– Я утром уйду. – Ахилл шагнул вперед, коленями упершись в алтарь. Сейчас он понимал, что камень, послуживший ему изголовьем, когда-то был алтарем, а пещера служила обиталищем местному божеству или гению здешних краев. – Прошу разделить с несчастным беглецом его скудный ужин.
Брызги вина упали на щебень и песок. Хотелось сказать: к ногам статуи. Но истукан потерял ноги задолго до рождения некоего Морацци-младшего. Краюха хлеба вскоре легла на алтарь рядом с ломтем окорока. Умом Ахилл понимал, что совершает поступок, мало подобающий доброму христианину, что фра Джованни не одобрил бы такого поведения, сочтя его бесовским наваждением.
– Простите меня, святой отец, вы не бежали в ночь и обреченность, вы не теряли лица, зная, что лишены возможности отдать долг крови, что способны умереть, но умереть не менее стыдно, чем бежать, бежать, бежать, подчиняясь матушке и собственному уродству, вашим единственным собеседником, молчаливым попутчиком не была статуя с изъязвленными чертами…
Помедлите обращаться в трибунал, фра Джованни!
Дайте слово адвокату! – пусть даже адвокату дьявола.
Вызывающе рассмеявшись, молодой человек отошел к противоположной стене. Закутался в плащ, опустился на землю рядом с центральной колонной. Впитывая тепло костра, он думал, как хорошо было бы заснуть и никогда не просыпаться. Через сто лет случайный прохожий зайдет в пещеру, найдет статую, алтарь, у входа – конский скелет, у дальней стены – костяк человека и станет ломать голову: кто, зачем, откуда?! А если прохожий останется на ночлег, то я непременно явлюсь ему во сне. Начну стенать, заламывая руки, умолять отправиться в Венецию, передать моей матушке… Ах да, матушки к тому времени уже не будет в живых…
– Глупости, – сказала статуя. – Только привидений мне тут не хватало. Утром ты уберешься отсюда ко всем чертям. Понял?
– Не надо ночью поминать чертей, – строго возразил Ахилл, прекрасно сознавая, что спит. Пламя костра раскачивалось в мягком ритме, напоминая гибких танцовщиц из Неаполя, пещеру насквозь пронизывал теплый золотистый свет, пахнущий свежеиспеченной булкой, а коня у входа не оказалось вовсе. Конь благодушествовал в собственном, лошадином сне, где сочная трава, хрусталь родников и молодые кобылицы окружали бедное животное в изобилии, предлагая насладиться.
Статуя пожала плечами:
– Почему? Вы взяли бедных фавнов, назвали их чертями, а я теперь не имею права их поминать? Кто и помянет, если не я?
– Ладно. Поминай, – разрешил молодой человек.
– Как тебя зовут, дурачок?
– Ахилл Морацци-младший. А тебя?
– Ахилл? Хорошее имя…
Разглядеть статую не удавалось. Сквозь прежний торс с изуродованной головой, мешая взгляду, прорастал зыбкий силуэт: воин сидит на земле, скрестив ноги по-походному. Над гребнем шлема колышется жесткий султан, блестят бляхи панциря… Лица не было у обоих. Осыпь вместо людских черт у статуи, безглазая тьма у воина. Они существовали слитно, оставаясь порознь: камень и тень, статуя и силуэт. Но было ясно: исчезнут они – вместе.
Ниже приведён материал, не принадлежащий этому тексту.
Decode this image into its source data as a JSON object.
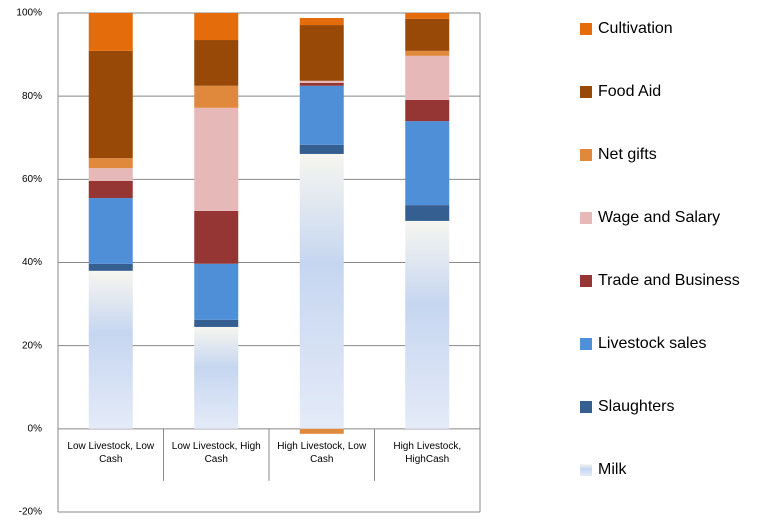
{
  "chart_data": {
    "type": "stacked_bar",
    "categories": [
      "Low Livestock, Low Cash",
      "Low Livestock, High Cash",
      "High Livestock, Low Cash",
      "High Livestock, HighCash"
    ],
    "series": [
      {
        "name": "Milk",
        "color": "#c6d6f0",
        "values": [
          38.0,
          24.5,
          66.1,
          50.0
        ]
      },
      {
        "name": "Slaughters",
        "color": "#365f91",
        "values": [
          1.7,
          1.7,
          2.2,
          3.8
        ]
      },
      {
        "name": "Livestock sales",
        "color": "#4f8fd8",
        "values": [
          15.8,
          13.5,
          14.2,
          20.2
        ]
      },
      {
        "name": "Trade and Business",
        "color": "#963634",
        "values": [
          4.1,
          12.7,
          0.7,
          5.1
        ]
      },
      {
        "name": "Wage and Salary",
        "color": "#e6b9b8",
        "values": [
          3.1,
          24.8,
          0.5,
          10.6
        ]
      },
      {
        "name": "Net gifts",
        "color": "#e0883c",
        "values": [
          2.4,
          5.3,
          -1.2,
          1.2
        ]
      },
      {
        "name": "Food Aid",
        "color": "#984807",
        "values": [
          25.8,
          11.0,
          13.4,
          7.7
        ]
      },
      {
        "name": "Cultivation",
        "color": "#e46c0a",
        "values": [
          9.1,
          6.5,
          1.7,
          1.4
        ]
      }
    ],
    "ylim": [
      -20,
      100
    ],
    "yticks": [
      {
        "value": -20,
        "label": "-20%"
      },
      {
        "value": 0,
        "label": "0%"
      },
      {
        "value": 20,
        "label": "20%"
      },
      {
        "value": 40,
        "label": "40%"
      },
      {
        "value": 60,
        "label": "60%"
      },
      {
        "value": 80,
        "label": "80%"
      },
      {
        "value": 100,
        "label": "100%"
      }
    ],
    "grid": true,
    "legend": "right"
  }
}
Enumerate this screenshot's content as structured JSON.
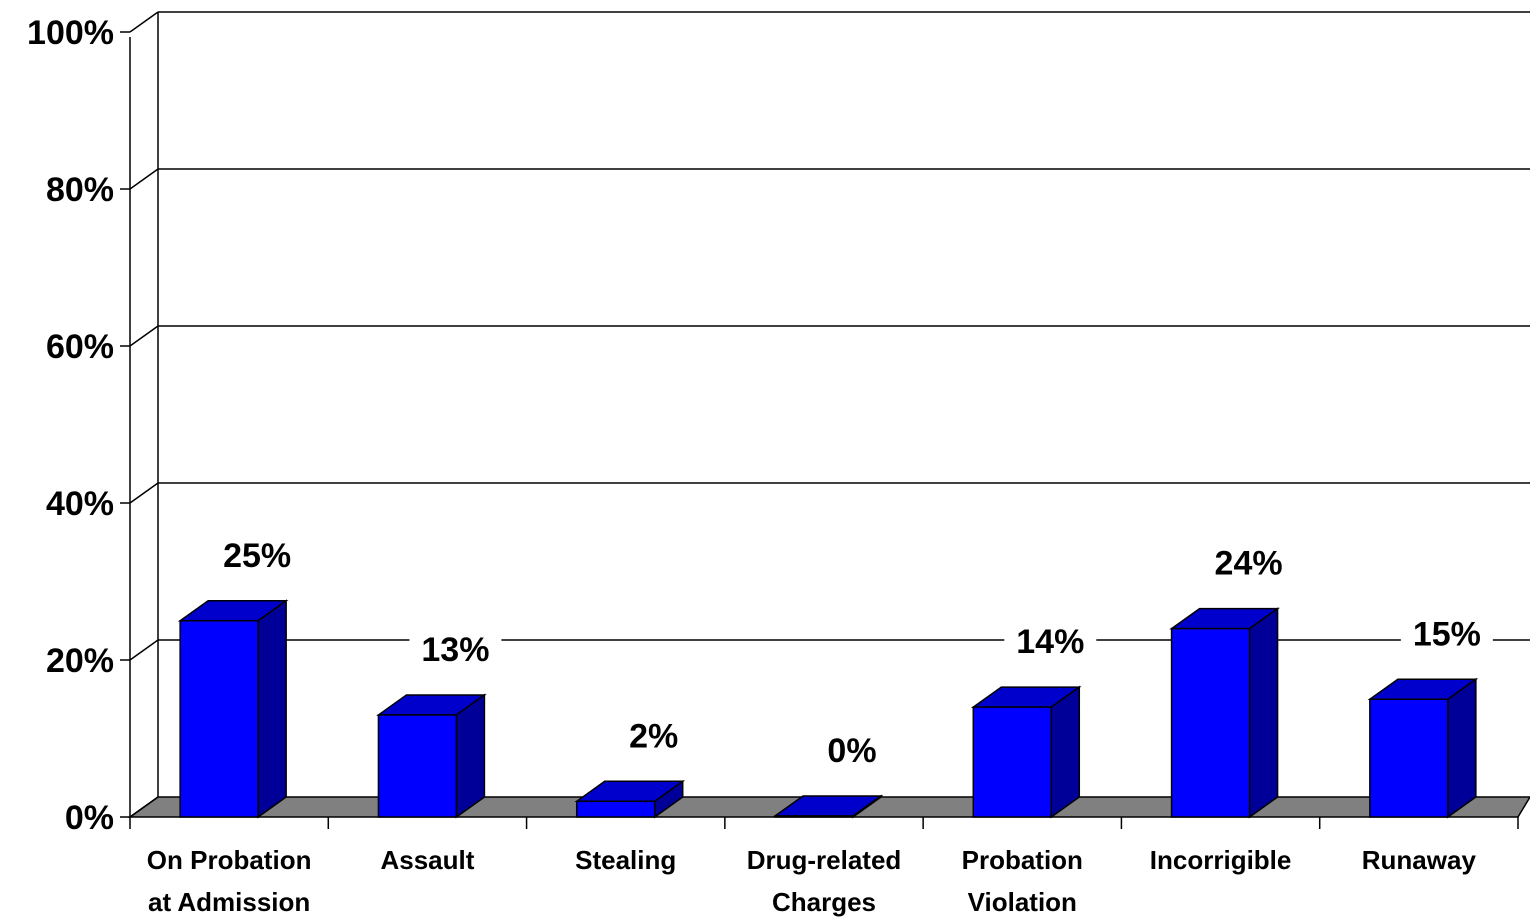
{
  "chart_data": {
    "type": "bar",
    "style": "3d",
    "categories": [
      [
        "On Probation",
        "at Admission"
      ],
      [
        "Assault"
      ],
      [
        "Stealing"
      ],
      [
        "Drug-related",
        "Charges"
      ],
      [
        "Probation",
        "Violation"
      ],
      [
        "Incorrigible"
      ],
      [
        "Runaway"
      ]
    ],
    "values": [
      25,
      13,
      2,
      0,
      14,
      24,
      15
    ],
    "data_labels": [
      "25%",
      "13%",
      "2%",
      "0%",
      "14%",
      "24%",
      "15%"
    ],
    "y_ticks": [
      "0%",
      "20%",
      "40%",
      "60%",
      "80%",
      "100%"
    ],
    "ylim": [
      0,
      100
    ],
    "grid": true,
    "title": "",
    "xlabel": "",
    "ylabel": ""
  },
  "colors": {
    "bar_front": "#0000ff",
    "bar_top": "#0000cc",
    "bar_side": "#000099",
    "floor": "#808080",
    "grid": "#000000"
  }
}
– Зови меня Квиринус. Спасибо за хлеб и вино. Случись это раньше, я бы даровал тебе право просьбы. Тем более что ты – человек войны, а значит, мой человек. Но сейчас… Впрочем, вы сами виноваты.
Ахилл кивнул, втайне недоумевая: о какой вине говорит Квиринус? От сна несло тухлой банальностью. Так начинаются сказки: дух местности в благодарность за подношение предлагает доброму человеку… Хотя нет, Квиринус ясно сказал, что ничего предлагать не собирается. Ну и ладно.
– Странствуешь? Или бежишь?
– Бегу.
– От людей? От судьбы?
Статуя подумала и добавила тихо, совсем по-человечески:
– От себя?
– От себя не убежишь. – Ахилл решил ответить банальностью на банальность. Не вышло: ответ получился резким, болезненным. Так отдирают от раны присохшую повязку.
– Я слушаю тебя, человек войны. Говори.
– Человек войны? Это я – человек войны?!